Quote:
Originally Posted by Elrazor
One of the main features of the MCU is seeing how the new film fits into the wider picture. However, my main issue with YHS is that the back story is just pointless. It doesn't connect anything to anything in the past, or drive any future storylines.
This is exactly the story problem imo. Han Solo, in conceit, is the Everyman of the Original Trilogy. Not bestowed with any magical powers or presumably any great lineage, he's a hustler with a fast ship. Ever played poker with an angle shooter? An unscrupulous guy always seeking his own advantage that takes risks? Everyone knows a few dudes like that, and Han Solo was him.
The whole point of the character as originally conceived is that he didn't need a backstory and was just a fun guy everyone could quickly identify with because you already knew him in your own life, in your universe, without needing to understand anything about hokey religions and ancient weapons. That Harrison Ford and Irvin Kershner wanted to kill him off is because he's a character that shouldn't evolve and whose story just ends because the whole principle of the character is that he shouldn't transform into a hero protagonist, but remain un-evolved and static because he's always been an unscrupulous scoundrel and he always will be. What else is there to say?

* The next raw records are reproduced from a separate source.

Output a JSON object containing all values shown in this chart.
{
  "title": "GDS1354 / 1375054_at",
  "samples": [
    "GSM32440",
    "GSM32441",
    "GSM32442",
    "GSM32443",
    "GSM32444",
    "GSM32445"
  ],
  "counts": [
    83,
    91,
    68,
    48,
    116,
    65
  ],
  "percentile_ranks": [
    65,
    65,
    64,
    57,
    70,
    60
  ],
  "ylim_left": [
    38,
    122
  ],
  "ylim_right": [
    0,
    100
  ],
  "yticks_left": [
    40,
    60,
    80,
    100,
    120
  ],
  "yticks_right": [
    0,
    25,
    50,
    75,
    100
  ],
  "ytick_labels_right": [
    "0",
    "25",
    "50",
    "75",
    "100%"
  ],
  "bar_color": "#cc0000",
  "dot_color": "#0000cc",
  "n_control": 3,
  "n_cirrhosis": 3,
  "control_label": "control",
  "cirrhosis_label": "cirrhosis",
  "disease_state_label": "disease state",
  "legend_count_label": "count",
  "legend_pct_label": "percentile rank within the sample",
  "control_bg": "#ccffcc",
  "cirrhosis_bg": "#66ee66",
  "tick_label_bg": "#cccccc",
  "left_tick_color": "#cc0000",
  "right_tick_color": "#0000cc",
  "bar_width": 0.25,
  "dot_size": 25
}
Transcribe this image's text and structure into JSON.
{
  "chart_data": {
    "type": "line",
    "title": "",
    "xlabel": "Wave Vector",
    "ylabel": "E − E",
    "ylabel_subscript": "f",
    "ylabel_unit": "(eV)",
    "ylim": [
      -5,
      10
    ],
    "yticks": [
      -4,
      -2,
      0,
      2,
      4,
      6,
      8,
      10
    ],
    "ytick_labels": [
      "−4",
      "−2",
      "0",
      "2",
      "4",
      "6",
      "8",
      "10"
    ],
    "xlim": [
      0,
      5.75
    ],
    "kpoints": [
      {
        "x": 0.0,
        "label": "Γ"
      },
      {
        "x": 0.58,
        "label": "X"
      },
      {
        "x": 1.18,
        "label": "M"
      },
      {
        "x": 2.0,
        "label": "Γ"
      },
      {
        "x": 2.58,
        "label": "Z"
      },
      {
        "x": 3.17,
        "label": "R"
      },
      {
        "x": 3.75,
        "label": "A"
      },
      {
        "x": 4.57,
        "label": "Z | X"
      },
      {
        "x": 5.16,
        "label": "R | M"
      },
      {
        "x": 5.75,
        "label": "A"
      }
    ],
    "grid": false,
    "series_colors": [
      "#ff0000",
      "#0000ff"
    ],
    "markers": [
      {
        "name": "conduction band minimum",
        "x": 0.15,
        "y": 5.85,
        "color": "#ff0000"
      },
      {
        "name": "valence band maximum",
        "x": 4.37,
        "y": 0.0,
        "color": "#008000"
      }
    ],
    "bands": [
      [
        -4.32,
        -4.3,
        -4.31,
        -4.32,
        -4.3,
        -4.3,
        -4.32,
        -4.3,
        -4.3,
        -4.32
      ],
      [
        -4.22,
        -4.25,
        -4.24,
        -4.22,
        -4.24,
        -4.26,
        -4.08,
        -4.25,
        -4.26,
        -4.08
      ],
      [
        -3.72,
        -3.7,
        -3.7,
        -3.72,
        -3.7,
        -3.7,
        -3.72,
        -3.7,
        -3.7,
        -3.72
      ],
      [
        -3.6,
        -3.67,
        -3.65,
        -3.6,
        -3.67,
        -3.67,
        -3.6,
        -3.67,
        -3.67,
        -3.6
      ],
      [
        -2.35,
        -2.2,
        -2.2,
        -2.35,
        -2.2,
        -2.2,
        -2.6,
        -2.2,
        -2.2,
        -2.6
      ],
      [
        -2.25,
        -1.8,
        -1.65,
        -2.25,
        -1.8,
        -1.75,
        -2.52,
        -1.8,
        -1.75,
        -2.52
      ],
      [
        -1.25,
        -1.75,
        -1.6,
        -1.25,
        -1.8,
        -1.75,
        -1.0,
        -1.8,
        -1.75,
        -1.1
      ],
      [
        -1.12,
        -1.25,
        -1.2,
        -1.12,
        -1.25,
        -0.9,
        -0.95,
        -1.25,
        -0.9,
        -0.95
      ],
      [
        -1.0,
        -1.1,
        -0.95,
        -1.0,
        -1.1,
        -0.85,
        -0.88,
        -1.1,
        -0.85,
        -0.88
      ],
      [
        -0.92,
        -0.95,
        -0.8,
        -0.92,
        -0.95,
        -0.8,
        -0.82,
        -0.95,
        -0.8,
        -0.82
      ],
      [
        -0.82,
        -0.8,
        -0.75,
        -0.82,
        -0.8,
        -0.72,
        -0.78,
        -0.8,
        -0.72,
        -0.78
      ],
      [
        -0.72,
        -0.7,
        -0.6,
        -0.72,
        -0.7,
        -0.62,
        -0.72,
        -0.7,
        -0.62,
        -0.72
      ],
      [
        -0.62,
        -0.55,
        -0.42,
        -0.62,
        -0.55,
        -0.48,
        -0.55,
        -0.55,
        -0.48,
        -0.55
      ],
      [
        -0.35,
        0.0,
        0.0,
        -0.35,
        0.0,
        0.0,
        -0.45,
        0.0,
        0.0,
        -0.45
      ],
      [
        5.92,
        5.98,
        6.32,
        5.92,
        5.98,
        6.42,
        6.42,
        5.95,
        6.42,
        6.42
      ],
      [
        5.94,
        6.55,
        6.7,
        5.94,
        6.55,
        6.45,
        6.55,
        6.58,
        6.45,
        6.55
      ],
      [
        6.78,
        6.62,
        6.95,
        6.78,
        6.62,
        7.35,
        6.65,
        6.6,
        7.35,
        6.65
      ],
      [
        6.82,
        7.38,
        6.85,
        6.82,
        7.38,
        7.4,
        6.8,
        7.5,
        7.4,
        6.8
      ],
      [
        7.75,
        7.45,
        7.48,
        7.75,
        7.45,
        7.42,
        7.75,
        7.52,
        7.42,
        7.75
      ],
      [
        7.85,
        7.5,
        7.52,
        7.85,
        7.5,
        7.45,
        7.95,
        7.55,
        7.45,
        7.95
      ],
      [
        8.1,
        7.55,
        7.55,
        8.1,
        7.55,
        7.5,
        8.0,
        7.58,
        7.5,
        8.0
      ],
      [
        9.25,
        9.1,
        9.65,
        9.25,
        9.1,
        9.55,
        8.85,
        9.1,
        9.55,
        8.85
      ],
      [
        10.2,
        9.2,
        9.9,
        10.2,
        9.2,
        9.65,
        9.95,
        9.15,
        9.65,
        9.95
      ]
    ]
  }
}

So either they're going to contrive a needless backstory for him you don't care about and didn't really want to know about ("how did he meet Chewie?! Wait, how did he get he Millennium Falcon? Oh, remember his black friend? How did they become chummy?"). Oh, and did you know he was ALWAYS into romance, bedding ladies with his acerbic wit? Well, no LucasFilm, I couldn't answer all those questions on my own but I didn't care all that much to begin with.
OR they're trying to make a movie with lots of precise Han Solo schtick, where he razzes Chewie and flies the Falcon where it shouldn't go and has scoundrely love before he meets Princess Leia or whatever. A lot of the appeal of that probably WAS wrapped up in Harrison Ford's takes on the character, which we all know was excellent. Almost every conceivable characterization is going to be a pale imitation. It's hard to improve on.
The reality is probably a combination of the two: a committee at Disney/LucasFilm is trying to do both. Answer a bunch of backstory questions basically no one in the audience asked, AND get the reckless sarcastic guy shtick that Harrison Ford did perfectly. They perhaps, even if unspoken, realize that the backstory stuff is actually uninteresting and the audience wont care, and so the whole premise of the movie is wrapped up in seeing Han's personality shine.
And if you can't nail that, then you got nothing. And it's probably hard to do, which is why the directors and the leading guys are falling under fire because the committee that conceived of the whole thing can always blame the execution rather than the plan.
I predict Disney will fix it to the point the movie is passable and entertaining enough and it will make 1.5 billion and they'll sell tons of toys and shirts and you'll forget most of it ~2-3 days after you watch it.
Last edited by DVaut1; 07-03-2017 at 04:34 AM.